Tight scaling of key rate for differential-phase-shift quantum key distribution

TL;DR

This paper demonstrates that a modified differential-phase-shift quantum key distribution protocol can achieve a key rate proportional to channel transmission, matching the efficiency of decoy BB84, thus combining simplicity and high performance.

Contribution

The paper provides a tight analysis showing the DPS protocol's key rate scales as η^{1+1/(n-2)}, improving previous quadratic bounds and matching BB84 performance for large n.

Findings

Key rate scales as η^{1+1/(n-2)} for the modified DPS protocol.

The rate becomes proportional to η for large n, matching decoy BB84.

The analysis is tight, confirming the optimality of the scaling.

Abstract

The performance of quantum key distribution (QKD) protocols is evaluated based on the ease of implementation and key generation rate.
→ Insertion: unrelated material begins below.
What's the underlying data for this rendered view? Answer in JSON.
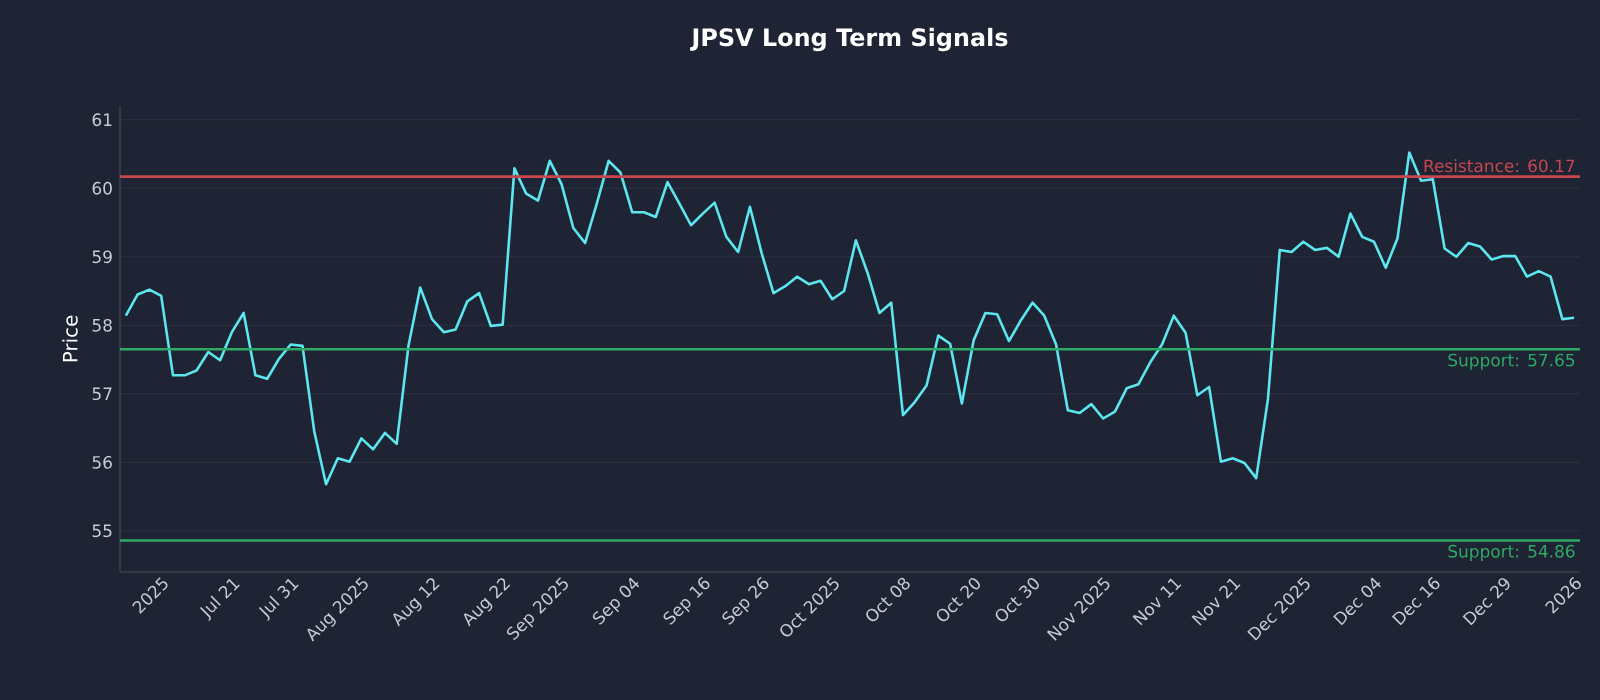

Among major protocols, the differential-phase-shift (DPS) protocol has the advantage of simple implementation using a train of coherent pulses and a passive detection unit. Unfortunately, however, its key rate is known to be at least proportional to $\eta^2$ with respect to channel transmission $\eta\to0$. If one can only prove the rate proportional to $\eta^2$ and cannot improve the analysis beyond that, then the DPS protocol will be deemed inferior to other major protocols, such as the decoy BB84 protocol. In this paper, we consider a type of DPS protocol in which the phase of each emitted block comprising $n$ pulses is randomized and significantly improve the analysis of its key rate. Specifically, we reveal that the key rate is proportional to $\eta^{1+\frac{1}{n-2}}$ and this rate is tight. This implies that the DPS protocol can achieve a key rate proportional to $\eta$ for a large number of $n$, which is the same scaling as the decoy BB84 protocol. Our result suggests that the DPS protocol can achieve a combination of both advantages of ease of implementation and a high key generation rate.